RE: Where are the numbers?
R. Sale > 06-03-2017, 08:56 PM
I can agree that there are certain parts of the VMs that can be easily seen as having the appearance of belonging to a hausbuch type of document. What leads me to the alchemical-herbal description is the number of pages devoted to plants. The number of pages that appear as plant monographs is such that the VMs would seem to contain more information on plants and herbal cures than is found in a typical hausbuch. And so I find 'herbal' is an important descriptive term. We could call it an alchemical-herbal-hausbuch.
But a hausbuch is intended to contain important and useful information. Has the VMs provided any important and useful information? It is a text that has been under investigation for a century. What has the VMs investigation revealed? Any of the important and useful information of a hausbuch?

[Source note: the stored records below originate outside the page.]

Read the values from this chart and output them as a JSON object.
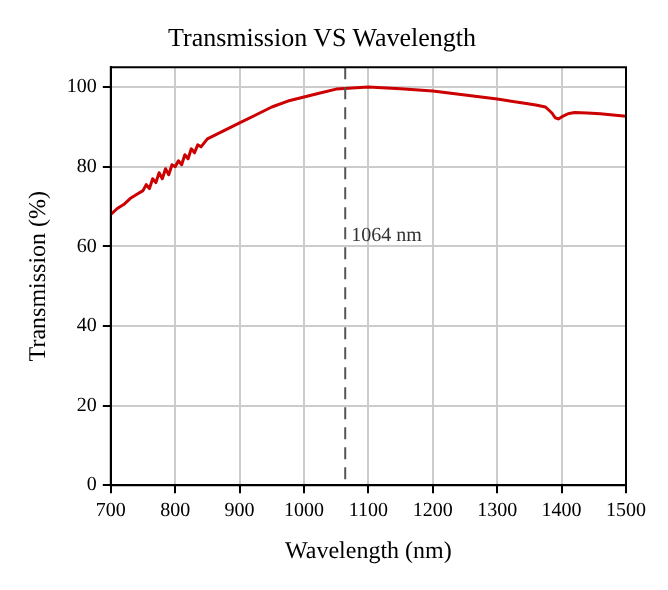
{
  "chart_data": {
    "type": "line",
    "title": "Transmission VS Wavelength",
    "xlabel": "Wavelength (nm)",
    "ylabel": "Transmission (%)",
    "series": [
      {
        "color": "#cc0000",
        "x": [
          700,
          710,
          720,
          730,
          740,
          750,
          755,
          760,
          765,
          770,
          775,
          780,
          785,
          790,
          795,
          800,
          805,
          810,
          815,
          820,
          825,
          830,
          835,
          840,
          850,
          875,
          900,
          925,
          950,
          975,
          1000,
          1025,
          1050,
          1075,
          1100,
          1150,
          1200,
          1250,
          1300,
          1340,
          1360,
          1375,
          1385,
          1390,
          1395,
          1400,
          1410,
          1420,
          1440,
          1460,
          1480,
          1500
        ],
        "values": [
          68,
          69.5,
          70.5,
          72,
          73,
          74,
          75.5,
          74.5,
          77,
          76,
          78.5,
          77,
          79.5,
          78,
          80.5,
          80,
          81.5,
          80.5,
          83,
          82,
          84.5,
          83.5,
          85.5,
          85,
          87,
          89,
          91,
          93,
          95,
          96.5,
          97.5,
          98.5,
          99.5,
          99.8,
          100,
          99.6,
          99,
          98,
          97,
          96,
          95.5,
          95,
          93.5,
          92.3,
          92,
          92.5,
          93.3,
          93.6,
          93.5,
          93.3,
          93,
          92.7
        ]
      }
    ],
    "xlim": [
      700,
      1500
    ],
    "xticks": [
      700,
      800,
      900,
      1000,
      1100,
      1200,
      1300,
      1400,
      1500
    ],
    "ylim": [
      0,
      105
    ],
    "yticks": [
      0,
      20,
      40,
      60,
      80,
      100
    ],
    "grid": true,
    "line_style": "solid",
    "marker": "none",
    "ref_lines": [
      {
        "axis": "x",
        "value": 1064,
        "label": "1064 nm",
        "line_style": "dashed",
        "color": "#555555"
      }
    ]
  }
}
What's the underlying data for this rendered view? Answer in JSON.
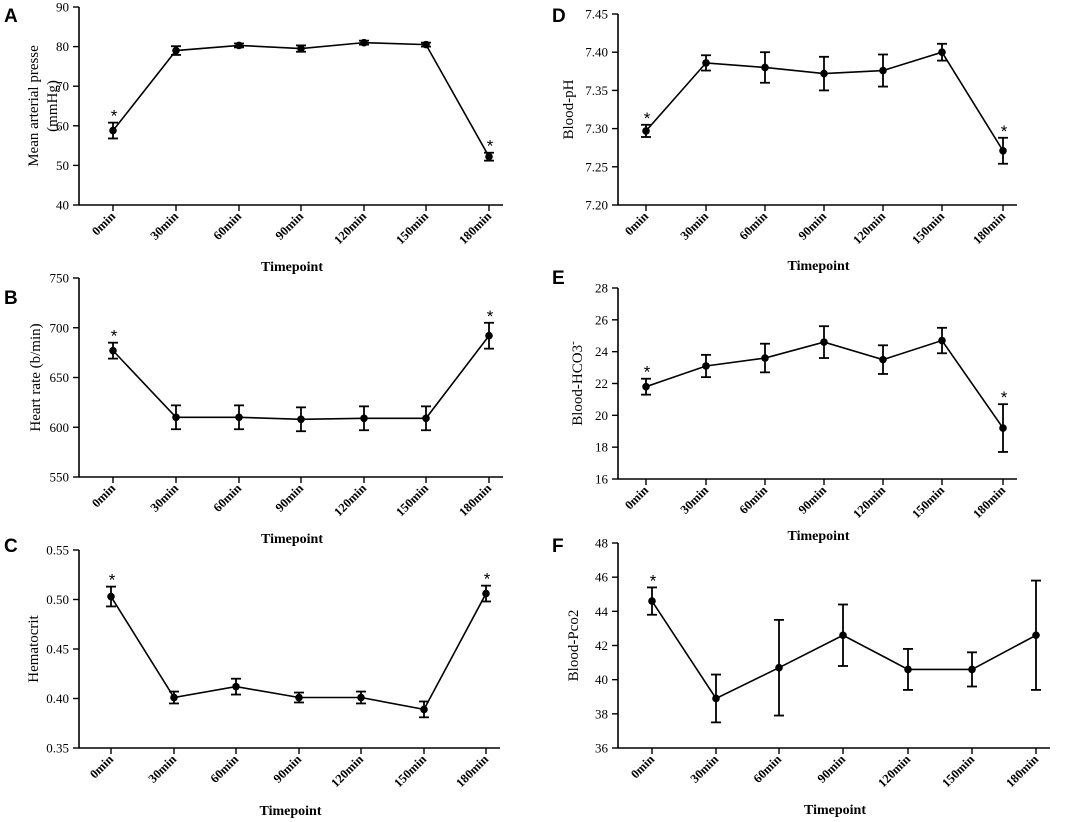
{
  "chart_data": [
    {
      "id": "A",
      "type": "line",
      "panel_label": "A",
      "categories": [
        "0min",
        "30min",
        "60min",
        "90min",
        "120min",
        "150min",
        "180min"
      ],
      "values": [
        58.8,
        79.0,
        80.3,
        79.5,
        81.0,
        80.5,
        52.2
      ],
      "errors": [
        2.0,
        1.1,
        0.5,
        0.8,
        0.5,
        0.5,
        1.0
      ],
      "significant": [
        true,
        false,
        false,
        false,
        false,
        false,
        true
      ],
      "significance_marker": "*",
      "ylabel_lines": [
        "Mean arterial presse",
        "(mmHg)"
      ],
      "xlabel": "Timepoint",
      "ylim": [
        40,
        90
      ],
      "yticks": [
        "40",
        "50",
        "60",
        "70",
        "80",
        "90"
      ]
    },
    {
      "id": "B",
      "type": "line",
      "panel_label": "B",
      "categories": [
        "0min",
        "30min",
        "60min",
        "90min",
        "120min",
        "150min",
        "180min"
      ],
      "values": [
        677,
        610,
        610,
        608,
        609,
        609,
        692
      ],
      "errors": [
        8,
        12,
        12,
        12,
        12,
        12,
        13
      ],
      "significant": [
        true,
        false,
        false,
        false,
        false,
        false,
        true
      ],
      "significance_marker": "*",
      "ylabel_lines": [
        "Heart rate (b/min)"
      ],
      "xlabel": "Timepoint",
      "ylim": [
        550,
        750
      ],
      "yticks": [
        "550",
        "600",
        "650",
        "700",
        "750"
      ]
    },
    {
      "id": "C",
      "type": "line",
      "panel_label": "C",
      "categories": [
        "0min",
        "30min",
        "60min",
        "90min",
        "120min",
        "150min",
        "180min"
      ],
      "values": [
        0.503,
        0.401,
        0.412,
        0.401,
        0.401,
        0.389,
        0.506
      ],
      "errors": [
        0.01,
        0.006,
        0.008,
        0.005,
        0.006,
        0.008,
        0.008
      ],
      "significant": [
        true,
        false,
        false,
        false,
        false,
        false,
        true
      ],
      "significance_marker": "*",
      "ylabel_lines": [
        "Hematocrit"
      ],
      "xlabel": "Timepoint",
      "ylim": [
        0.35,
        0.55
      ],
      "yticks": [
        "0.35",
        "0.40",
        "0.45",
        "0.50",
        "0.55"
      ]
    },
    {
      "id": "D",
      "type": "line",
      "panel_label": "D",
      "categories": [
        "0min",
        "30min",
        "60min",
        "90min",
        "120min",
        "150min",
        "180min"
      ],
      "values": [
        7.297,
        7.386,
        7.38,
        7.372,
        7.376,
        7.4,
        7.271
      ],
      "errors": [
        0.008,
        0.01,
        0.02,
        0.022,
        0.021,
        0.011,
        0.017
      ],
      "significant": [
        true,
        false,
        false,
        false,
        false,
        false,
        true
      ],
      "significance_marker": "*",
      "ylabel_lines": [
        "Blood-pH"
      ],
      "xlabel": "Timepoint",
      "ylim": [
        7.2,
        7.45
      ],
      "yticks": [
        "7.20",
        "7.25",
        "7.30",
        "7.35",
        "7.40",
        "7.45"
      ]
    },
    {
      "id": "E",
      "type": "line",
      "panel_label": "E",
      "categories": [
        "0min",
        "30min",
        "60min",
        "90min",
        "120min",
        "150min",
        "180min"
      ],
      "values": [
        21.8,
        23.1,
        23.6,
        24.6,
        23.5,
        24.7,
        19.2
      ],
      "errors": [
        0.5,
        0.7,
        0.9,
        1.0,
        0.9,
        0.8,
        1.5
      ],
      "significant": [
        true,
        false,
        false,
        false,
        false,
        false,
        true
      ],
      "significance_marker": "*",
      "ylabel_lines": [
        "Blood-HCO3"
      ],
      "ylabel_superscript": "-",
      "xlabel": "Timepoint",
      "ylim": [
        16,
        28
      ],
      "yticks": [
        "16",
        "18",
        "20",
        "22",
        "24",
        "26",
        "28"
      ]
    },
    {
      "id": "F",
      "type": "line",
      "panel_label": "F",
      "categories": [
        "0min",
        "30min",
        "60min",
        "90min",
        "120min",
        "150min",
        "180min"
      ],
      "values": [
        44.6,
        38.9,
        40.7,
        42.6,
        40.6,
        40.6,
        42.6
      ],
      "errors": [
        0.8,
        1.4,
        2.8,
        1.8,
        1.2,
        1.0,
        3.2
      ],
      "significant": [
        true,
        false,
        false,
        false,
        false,
        false,
        false
      ],
      "significance_marker": "*",
      "ylabel_lines": [
        "Blood-Pco2"
      ],
      "xlabel": "Timepoint",
      "ylim": [
        36,
        48
      ],
      "yticks": [
        "36",
        "38",
        "40",
        "42",
        "44",
        "46",
        "48"
      ]
    }
  ]
}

If the VMs were an alchemical-herbal-hausbuch of information, it would be a cultural product of accumulated knowledge etc. While that perception may have appeared valid in the 15th century, it hardly seems so today. The VMs appears to be a cultural product from an unknown source, but it is not. There is no "Voynichese" cultural source to actually support this facade. The VMs is built on deception. It is a complete creation of an unknown reality. It's sort of like a hoax or forgery, but it has a purpose. The creation has a purpose; there is something hidden behind the facade.
Having something hidden on the pages of a manuscript can be a problem, but there are ways to work around the difficulties. Finding something intentionally hidden in a manuscript, and demonstrating that it was intentionally hidden by the author also has its difficulties. Let's just say that it was placed there for the reader to find. Then it's just a question of whether the reader finds it or not. Mostly it's been not. When both the topic and the elements are not known, recognition does not occur.
The potential reconstruction of the Oresme cosmos with VMs parts is an interesting possibility. Perhaps the two essential parts are separated for purposes of deception, but a clear, simple nebuly line is there (f68v) as a clue. The Fieschi connection to the tradition of the red galero (f71r) is disguised by a radial orientation. The visual possibilities are confirmed by traditional placement. The extent of hidden construction is demonstrated by the placement of the heraldic papelonny patterns, to correspond in quadrant and sphere with two blue-striped patterns on the following page - or two. Not to mention - the pun. All this is hidden behind the facade in the pages. And it cannot be found by those who do not know the pattern and its name. But they were put in place by someone who did know the heraldic tradition quite well. Meanwhile in some modern references, these traditional details of the heraldic furs are now omitted and even the possibility of investigative discovery is closed off.
The VMs author knows the science and the history of their time. And they know it well, very well. And so they expect the reader to do the same, - to find the reality of science and history as it was perceived at the time that some unknown VMs 'author' person(s) put pen and paint to parchment to make the VMs. And it might now be said, even as the method of disguise has been discovered in each case, that this author has established one clear point in science and another in history and that both would have been well and widely known to other educated contemporaries. The question is whether the grounding in historical fact is sufficient to support further investigation behind the facade. If there is a purpose for this carefully disguised construction, where does it lead?